Arts District North of Downtown Becoming Destination For Residents, Businesses

Rendering of The Bradley

The Bradley Wynwood will bring 175 micro-unit rentals to the Wynwood neighborhood in Miami.

 

 

 

 

 

 

 

 

 

 

 

 

With young professionals eager to ditch their cars and walk to work, office and multifamily development stands to more than triple over the next few years in Wynwood, the trendy arts district 10 blocks north of downtown Miami, a new report shows.

Wynwood could gain nearly 1 million square feet of offices in nine new projects under construction or in the pipeline, according to an independent market report prepared by Integra Realty Resources. The neighborhood has 250,000 square feet of existing offices.

Wynwood currently has 403 apartment units, but more than 1,200 units are under construction or proposed, the report found.

Among the rentals in the works: The Bradley Wynwood, a five-story building with 175 micro-unit rentals at 51 NW 26th St., and Wynwood 25, a 289-unit apartment complex at 215-339 NW 24th St. The Related Group is building Wynwood 25 with East End Capital and is working with singer Lenny Kravitz’s design company, Kravitz Design of New York City, on The Bradley.

The new office and multifamily developments will feed more than 1.3 million square feet of existing and planned retail in Wynwood.

“People want to live where they work and they want to play where they work,” said Albert Garcia, vice chairman of the Wynwood Business Improvement District, a special taxing authority created five years ago by the property owners. “They want to experience the full day and the full nightlife in the same neighborhood.”

From the 1950s to the early ‘90s, the 50-block industrial corridor was Miami’s garment district. But market forces eventually moved those jobs overseas, leaving Wynwood a mostly crime-ridden area with graffiti sprayed across the abandoned warehouses, Garcia said.

In the early 2000s, art galleries moved into the neighborhood and street art and murals started drawing crowds.

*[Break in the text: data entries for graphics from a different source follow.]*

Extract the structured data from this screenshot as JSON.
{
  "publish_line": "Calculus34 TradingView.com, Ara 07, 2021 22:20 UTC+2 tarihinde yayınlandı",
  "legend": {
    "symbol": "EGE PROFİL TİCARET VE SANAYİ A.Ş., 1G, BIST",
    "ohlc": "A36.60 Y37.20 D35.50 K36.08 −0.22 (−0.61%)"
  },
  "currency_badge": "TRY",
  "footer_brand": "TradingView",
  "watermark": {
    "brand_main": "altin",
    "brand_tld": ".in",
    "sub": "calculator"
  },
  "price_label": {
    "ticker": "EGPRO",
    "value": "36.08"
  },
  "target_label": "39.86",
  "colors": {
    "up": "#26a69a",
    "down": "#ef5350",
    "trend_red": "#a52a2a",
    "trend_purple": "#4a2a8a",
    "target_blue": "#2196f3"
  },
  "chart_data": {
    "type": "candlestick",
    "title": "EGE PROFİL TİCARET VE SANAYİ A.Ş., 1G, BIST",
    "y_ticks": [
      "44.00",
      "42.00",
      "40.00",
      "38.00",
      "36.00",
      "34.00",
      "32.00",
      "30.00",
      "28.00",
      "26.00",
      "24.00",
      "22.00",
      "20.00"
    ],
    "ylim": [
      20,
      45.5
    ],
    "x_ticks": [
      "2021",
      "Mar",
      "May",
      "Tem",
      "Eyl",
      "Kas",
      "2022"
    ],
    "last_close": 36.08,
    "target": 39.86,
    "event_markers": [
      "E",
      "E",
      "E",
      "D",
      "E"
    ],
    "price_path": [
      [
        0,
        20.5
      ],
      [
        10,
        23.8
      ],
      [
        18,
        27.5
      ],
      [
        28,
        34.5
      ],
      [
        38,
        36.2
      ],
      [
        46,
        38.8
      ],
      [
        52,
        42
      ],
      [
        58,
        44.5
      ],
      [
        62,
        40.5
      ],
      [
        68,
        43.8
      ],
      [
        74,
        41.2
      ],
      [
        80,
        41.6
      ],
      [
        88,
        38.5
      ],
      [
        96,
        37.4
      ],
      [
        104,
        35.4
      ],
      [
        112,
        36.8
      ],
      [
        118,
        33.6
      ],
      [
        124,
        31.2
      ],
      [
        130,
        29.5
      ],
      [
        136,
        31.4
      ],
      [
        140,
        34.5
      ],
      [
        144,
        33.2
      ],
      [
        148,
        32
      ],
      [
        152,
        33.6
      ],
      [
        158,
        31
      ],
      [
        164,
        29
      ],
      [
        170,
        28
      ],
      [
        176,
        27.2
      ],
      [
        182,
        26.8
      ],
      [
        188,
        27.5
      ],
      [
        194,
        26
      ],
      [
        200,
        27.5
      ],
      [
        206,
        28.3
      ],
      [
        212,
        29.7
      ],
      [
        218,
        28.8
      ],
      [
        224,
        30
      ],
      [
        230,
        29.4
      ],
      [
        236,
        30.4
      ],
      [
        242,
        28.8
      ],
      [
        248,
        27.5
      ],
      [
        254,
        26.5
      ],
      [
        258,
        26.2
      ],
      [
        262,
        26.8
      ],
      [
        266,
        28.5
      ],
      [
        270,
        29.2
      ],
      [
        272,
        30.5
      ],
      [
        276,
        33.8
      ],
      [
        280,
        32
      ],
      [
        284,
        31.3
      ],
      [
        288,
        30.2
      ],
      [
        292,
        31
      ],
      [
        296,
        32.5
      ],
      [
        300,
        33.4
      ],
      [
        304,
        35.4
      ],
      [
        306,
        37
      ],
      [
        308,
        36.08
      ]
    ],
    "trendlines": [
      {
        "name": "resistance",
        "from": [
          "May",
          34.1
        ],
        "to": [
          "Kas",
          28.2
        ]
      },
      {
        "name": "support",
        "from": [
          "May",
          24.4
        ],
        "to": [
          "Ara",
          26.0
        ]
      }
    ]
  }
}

Restaurants and cafes soon followed, but the neighborhood lacked residential and office components, brokers say.

Tenants from the technology, advertising, media and information fields are seeking an alternative to the traditional downtown office market and will find it at Wynwood, said Stephen Rutchik, a broker for Colliers International.

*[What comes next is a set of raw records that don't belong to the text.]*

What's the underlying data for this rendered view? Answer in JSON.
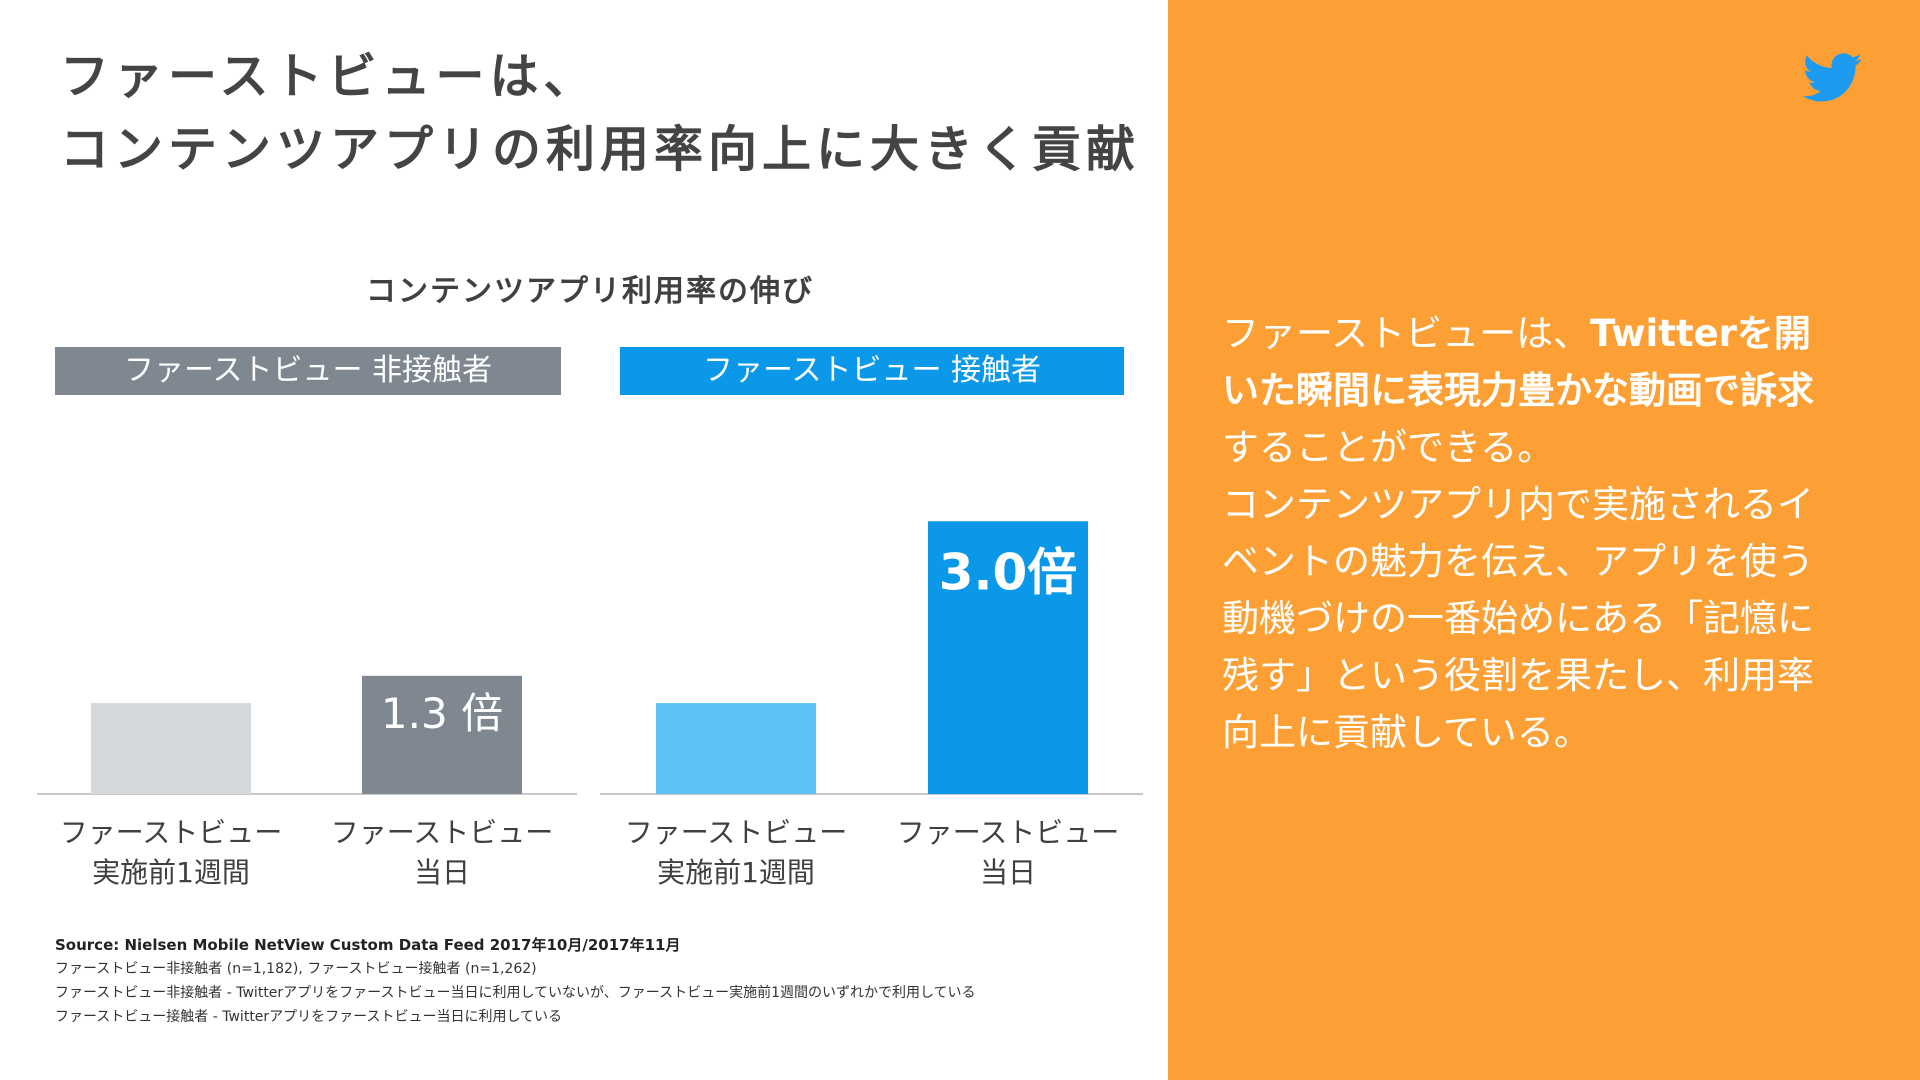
{
  "title": {
    "line1": "ファーストビューは、",
    "line2": "コンテンツアプリの利用率向上に大きく貢献"
  },
  "colors": {
    "panel_bg": "#fca035",
    "twitter_blue": "#1d9bf0",
    "gray_dark": "#7f8891",
    "gray_light": "#d3d8dc",
    "blue_dark": "#0b98e8",
    "blue_light": "#5cc3f4"
  },
  "chart_data": {
    "type": "bar",
    "title": "コンテンツアプリ利用率の伸び",
    "groups": [
      "ファーストビュー 非接触者",
      "ファーストビュー 接触者"
    ],
    "categories": [
      "ファーストビュー 実施前1週間",
      "ファーストビュー 当日",
      "ファーストビュー 実施前1週間",
      "ファーストビュー 当日"
    ],
    "category_lines": [
      [
        "ファーストビュー",
        "実施前1週間"
      ],
      [
        "ファーストビュー",
        "当日"
      ],
      [
        "ファーストビュー",
        "実施前1週間"
      ],
      [
        "ファーストビュー",
        "当日"
      ]
    ],
    "values": [
      1.0,
      1.3,
      1.0,
      3.0
    ],
    "data_labels": [
      "",
      "1.3 倍",
      "",
      "3.0倍"
    ],
    "colors": [
      "#d3d8dc",
      "#7f8891",
      "#5cc3f4",
      "#0b98e8"
    ],
    "ylim": [
      0,
      3.3
    ],
    "grid": false
  },
  "footnotes": {
    "source": "Source: Nielsen Mobile NetView Custom Data Feed 2017年10月/2017年11月",
    "line1": "ファーストビュー非接触者 (n=1,182), ファーストビュー接触者 (n=1,262)",
    "line2": "ファーストビュー非接触者 - Twitterアプリをファーストビュー当日に利用していないが、ファーストビュー実施前1週間のいずれかで利用している",
    "line3": "ファーストビュー接触者 - Twitterアプリをファーストビュー当日に利用している"
  },
  "panel": {
    "icon": "twitter-bird-icon",
    "p1_normal": "ファーストビューは、",
    "p1_bold_a": "Twitterを開",
    "p1_bold_b": "いた瞬間に表現力豊かな動画で訴求",
    "p1_end": "することができる。",
    "p2_l1": "コンテンツアプリ内で実施されるイ",
    "p2_l2": "ベントの魅力を伝え、アプリを使う",
    "p2_l3": "動機づけの一番始めにある「記憶に",
    "p2_l4": "残す」という役割を果たし、利用率",
    "p2_l5": "向上に貢献している。"
  }
}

Rutchik is handling leasing for Gateway at Wynwood, a 225,000-square-foot building at 2916 N. Miami Ave. that has not yet broken ground. Another project, Sterling Bay’s 545 Wyn, a 209,000-square-foot building at 537 NW 26th St., will be unveiled in late November.

Both projects are being built on speculation, without firm commitments from tenants.

“The minute they deliver, they will be extremely successful,” Rutchik said. “There’s so much pent-up demand.”

Some real estate observers are skeptical that Wynwood will become a viable office market serving law firms, professional service firms and corporate users.

But those types of tenants are bound to move to Wynwood eventually, said Kevin Gonzalez, a CBRE senior associate who oversees leasing at 545 Wyn.

Gonzalez said he has represented companies that strongly considered Wynwood and only passed on the neighborhood because there isn’t an established office market there already. Progressive firms view Wynwood as an asset in attracting young talent, Gonzalez added.

“There is a want from corporate users to be in Wynwood because of the cachet it brings,” he said.